This article was written By John Berra on 01 Jan 2013, and is filed under Uncategorized.

About John Berra

John Berra is lecturer in Film and Language Studies at Renmin University of China. He is the editor of the Directory of World Cinema: Japan (Intellect, 2010/12/15), co-editor of World Film Locations: Beijing (Intellect, 2012) and World Film Locations: Shanghai (Intellect, 2014). He has also contributed to Electric Shadows: A Century of Chinese Cinema (BFI, 2014), Ozu International: Essays on the Global Influences of a Japanese Auteur (Bloomsbury, 2014) and Killers, Clients and Kindred Spirits: The Taboo Cinema of Shohei Imamura (EUP, 2019).

My 2012 in Review: John

2012 was an excellent year for Asian cinema, with a number of stand-outs amid a packed selection of auteur projects, festival discoveries, and genre pictures. My favourite film of the past twelve months would have to be Shuichi Okita’s delightful comedy-drama The Woodsman and the Rain (Japan), in which a 60-year-old lumberjack (Koji Yakusho) assists the crew of a zombie movie that arrives in his remote mountain village to shoot a low-budget gore-fest. It’s a delicately paced and deeply rewarding film that celebrates the magic of moviemaking as a rookie director (Shun Oguri) endures various production difficulties, but pulls through with assistance from the local community. End of the Night (Japan) and Headshot (Thailand), a pair of neo-noirs concerning conflicted killers, also captured my attention. The former is the directorial debut of Kiyoshi Kurosawa protégé Daisuke Miyazaki, who delivers a deadpan thriller about a young assassin (Kuniaki Nakamura) who tries to leave the business. The latter blends stylised shoot-outs with Buddhist philosophy as director Pen-Ek Ratanaruang follows the misfortunes of an ex-cop (Nopachai Chaiyanam) whose impression of the world is literally turned upside down when he narrowly survives a bullet to the brain. Wang Xiaoshuai’s poignant 11 Flowers (China) is a semi-autobiographical coming-of-age drama set during the Cultural Revolution in which a schoolboy tries to help the fugitive who is hiding in the area around his village, while Kongdej Jaturanrasmee’s more abstract P-047 (Thailand) creates a metaphysical puzzle from the activities of two house-breakers.
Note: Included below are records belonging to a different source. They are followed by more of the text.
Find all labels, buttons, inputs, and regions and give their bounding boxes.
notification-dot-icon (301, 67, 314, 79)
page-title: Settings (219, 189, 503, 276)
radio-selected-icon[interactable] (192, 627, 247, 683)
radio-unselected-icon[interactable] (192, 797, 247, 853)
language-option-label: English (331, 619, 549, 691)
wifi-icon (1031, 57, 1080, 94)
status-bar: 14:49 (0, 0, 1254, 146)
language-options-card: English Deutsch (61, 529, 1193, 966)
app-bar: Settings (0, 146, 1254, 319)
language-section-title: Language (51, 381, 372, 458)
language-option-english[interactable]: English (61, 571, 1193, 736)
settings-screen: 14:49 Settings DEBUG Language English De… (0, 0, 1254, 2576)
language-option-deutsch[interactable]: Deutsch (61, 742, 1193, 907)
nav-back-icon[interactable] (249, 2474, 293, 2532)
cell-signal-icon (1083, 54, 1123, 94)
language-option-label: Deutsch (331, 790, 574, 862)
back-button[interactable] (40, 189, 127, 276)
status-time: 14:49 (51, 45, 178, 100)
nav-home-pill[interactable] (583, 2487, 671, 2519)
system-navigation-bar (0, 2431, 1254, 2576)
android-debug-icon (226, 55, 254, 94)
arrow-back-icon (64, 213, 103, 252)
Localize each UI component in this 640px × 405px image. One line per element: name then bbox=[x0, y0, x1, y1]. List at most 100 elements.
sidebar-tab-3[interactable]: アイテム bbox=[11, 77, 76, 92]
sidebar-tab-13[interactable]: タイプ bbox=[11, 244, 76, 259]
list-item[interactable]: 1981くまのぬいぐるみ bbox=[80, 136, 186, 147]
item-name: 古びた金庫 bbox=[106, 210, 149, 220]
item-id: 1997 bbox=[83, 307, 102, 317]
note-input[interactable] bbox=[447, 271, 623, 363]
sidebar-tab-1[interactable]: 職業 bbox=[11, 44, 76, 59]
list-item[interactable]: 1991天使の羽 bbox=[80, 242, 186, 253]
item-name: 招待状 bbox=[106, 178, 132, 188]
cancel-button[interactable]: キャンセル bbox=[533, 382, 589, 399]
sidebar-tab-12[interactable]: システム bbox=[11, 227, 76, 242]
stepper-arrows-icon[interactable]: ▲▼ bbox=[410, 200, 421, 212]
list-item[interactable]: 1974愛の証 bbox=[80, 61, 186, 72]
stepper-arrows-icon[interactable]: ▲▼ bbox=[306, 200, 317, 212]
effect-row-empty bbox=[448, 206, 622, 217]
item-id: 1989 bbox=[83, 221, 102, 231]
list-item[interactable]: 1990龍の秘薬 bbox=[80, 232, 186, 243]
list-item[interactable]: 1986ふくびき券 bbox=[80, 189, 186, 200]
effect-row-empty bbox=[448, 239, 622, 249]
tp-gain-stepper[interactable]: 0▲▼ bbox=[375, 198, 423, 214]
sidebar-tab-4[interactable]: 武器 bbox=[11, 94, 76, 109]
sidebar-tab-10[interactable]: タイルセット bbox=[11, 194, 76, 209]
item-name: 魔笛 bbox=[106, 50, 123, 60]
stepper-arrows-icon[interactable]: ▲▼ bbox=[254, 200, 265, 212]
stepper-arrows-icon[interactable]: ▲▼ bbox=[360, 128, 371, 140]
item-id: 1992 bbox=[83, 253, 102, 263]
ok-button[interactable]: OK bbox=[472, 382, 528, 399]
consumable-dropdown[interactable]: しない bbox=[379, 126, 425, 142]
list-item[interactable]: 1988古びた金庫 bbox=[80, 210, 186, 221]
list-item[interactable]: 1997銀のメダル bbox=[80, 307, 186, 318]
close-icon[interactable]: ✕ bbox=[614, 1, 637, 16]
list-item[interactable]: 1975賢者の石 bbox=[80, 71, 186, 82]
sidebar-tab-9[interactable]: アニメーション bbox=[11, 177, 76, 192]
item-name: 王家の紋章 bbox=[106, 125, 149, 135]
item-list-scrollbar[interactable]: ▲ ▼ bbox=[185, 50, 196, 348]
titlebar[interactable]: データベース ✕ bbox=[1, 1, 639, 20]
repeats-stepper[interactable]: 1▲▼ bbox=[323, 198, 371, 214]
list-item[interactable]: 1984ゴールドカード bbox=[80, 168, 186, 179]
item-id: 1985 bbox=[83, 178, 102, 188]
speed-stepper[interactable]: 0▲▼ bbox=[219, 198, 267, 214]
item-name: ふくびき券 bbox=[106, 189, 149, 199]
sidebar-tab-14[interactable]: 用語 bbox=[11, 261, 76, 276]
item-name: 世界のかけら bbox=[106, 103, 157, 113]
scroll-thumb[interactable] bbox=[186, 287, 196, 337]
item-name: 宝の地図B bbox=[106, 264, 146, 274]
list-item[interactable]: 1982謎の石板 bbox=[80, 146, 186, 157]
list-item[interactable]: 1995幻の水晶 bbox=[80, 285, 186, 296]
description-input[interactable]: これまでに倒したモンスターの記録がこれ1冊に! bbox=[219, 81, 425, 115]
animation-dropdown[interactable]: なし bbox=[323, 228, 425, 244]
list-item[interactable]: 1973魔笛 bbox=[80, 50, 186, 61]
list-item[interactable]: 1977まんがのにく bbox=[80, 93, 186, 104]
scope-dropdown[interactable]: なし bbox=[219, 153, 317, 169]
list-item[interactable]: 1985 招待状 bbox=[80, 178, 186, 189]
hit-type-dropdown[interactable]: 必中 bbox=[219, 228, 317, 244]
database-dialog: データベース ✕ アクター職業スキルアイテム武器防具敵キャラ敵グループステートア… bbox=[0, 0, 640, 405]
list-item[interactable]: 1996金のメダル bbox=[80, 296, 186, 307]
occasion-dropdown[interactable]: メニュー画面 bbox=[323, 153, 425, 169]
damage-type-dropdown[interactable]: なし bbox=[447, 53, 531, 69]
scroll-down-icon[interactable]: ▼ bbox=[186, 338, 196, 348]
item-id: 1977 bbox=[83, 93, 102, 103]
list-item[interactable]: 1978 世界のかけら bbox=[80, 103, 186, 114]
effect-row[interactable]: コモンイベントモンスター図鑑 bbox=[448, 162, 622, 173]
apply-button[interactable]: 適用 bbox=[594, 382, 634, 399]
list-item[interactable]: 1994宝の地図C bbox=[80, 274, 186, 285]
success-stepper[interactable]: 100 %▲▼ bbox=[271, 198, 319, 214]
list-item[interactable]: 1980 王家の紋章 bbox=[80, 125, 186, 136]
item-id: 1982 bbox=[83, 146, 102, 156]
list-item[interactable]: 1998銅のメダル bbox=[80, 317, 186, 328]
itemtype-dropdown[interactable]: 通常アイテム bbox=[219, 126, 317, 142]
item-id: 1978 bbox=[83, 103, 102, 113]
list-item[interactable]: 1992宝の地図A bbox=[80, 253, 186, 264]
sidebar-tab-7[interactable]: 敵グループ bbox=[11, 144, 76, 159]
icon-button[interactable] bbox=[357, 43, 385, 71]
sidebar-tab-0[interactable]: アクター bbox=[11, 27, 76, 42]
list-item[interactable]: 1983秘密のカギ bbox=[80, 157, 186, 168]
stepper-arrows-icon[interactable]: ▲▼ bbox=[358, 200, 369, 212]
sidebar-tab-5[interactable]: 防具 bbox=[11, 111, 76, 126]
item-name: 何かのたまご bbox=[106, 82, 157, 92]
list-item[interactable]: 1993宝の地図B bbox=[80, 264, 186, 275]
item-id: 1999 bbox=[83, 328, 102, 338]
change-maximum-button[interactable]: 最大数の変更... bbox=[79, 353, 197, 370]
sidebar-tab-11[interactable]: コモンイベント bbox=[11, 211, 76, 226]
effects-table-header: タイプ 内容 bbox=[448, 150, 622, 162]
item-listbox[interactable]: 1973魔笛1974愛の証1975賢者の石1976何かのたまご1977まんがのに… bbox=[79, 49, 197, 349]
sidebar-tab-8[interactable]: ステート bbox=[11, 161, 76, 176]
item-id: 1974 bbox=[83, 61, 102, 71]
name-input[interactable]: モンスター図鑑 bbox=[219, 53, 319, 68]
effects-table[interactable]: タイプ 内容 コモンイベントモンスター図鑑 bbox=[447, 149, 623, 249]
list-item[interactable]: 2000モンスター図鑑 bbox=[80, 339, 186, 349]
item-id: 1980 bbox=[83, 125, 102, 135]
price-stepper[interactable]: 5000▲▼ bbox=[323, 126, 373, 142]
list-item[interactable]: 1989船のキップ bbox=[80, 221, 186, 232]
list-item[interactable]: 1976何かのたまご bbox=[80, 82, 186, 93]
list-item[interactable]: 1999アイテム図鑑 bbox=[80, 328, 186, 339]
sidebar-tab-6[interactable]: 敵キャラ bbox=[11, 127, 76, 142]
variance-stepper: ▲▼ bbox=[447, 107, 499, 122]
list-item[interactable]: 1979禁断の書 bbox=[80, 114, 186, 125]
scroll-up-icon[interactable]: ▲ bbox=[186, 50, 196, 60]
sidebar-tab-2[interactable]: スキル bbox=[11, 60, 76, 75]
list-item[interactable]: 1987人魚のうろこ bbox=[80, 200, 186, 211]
In terms of events, it was a pleasure to introduce five screenings at the ‘Love Will Tear Us Apart’ retrospective at Japan Society in New York, and I greatly appreciated the opportunity to present my work on Guo Xiaolu’s meta-film How is Your Fish Today (China/UK, 2006) at the Imagining Chinese Cinemas conference at Exeter University, UK.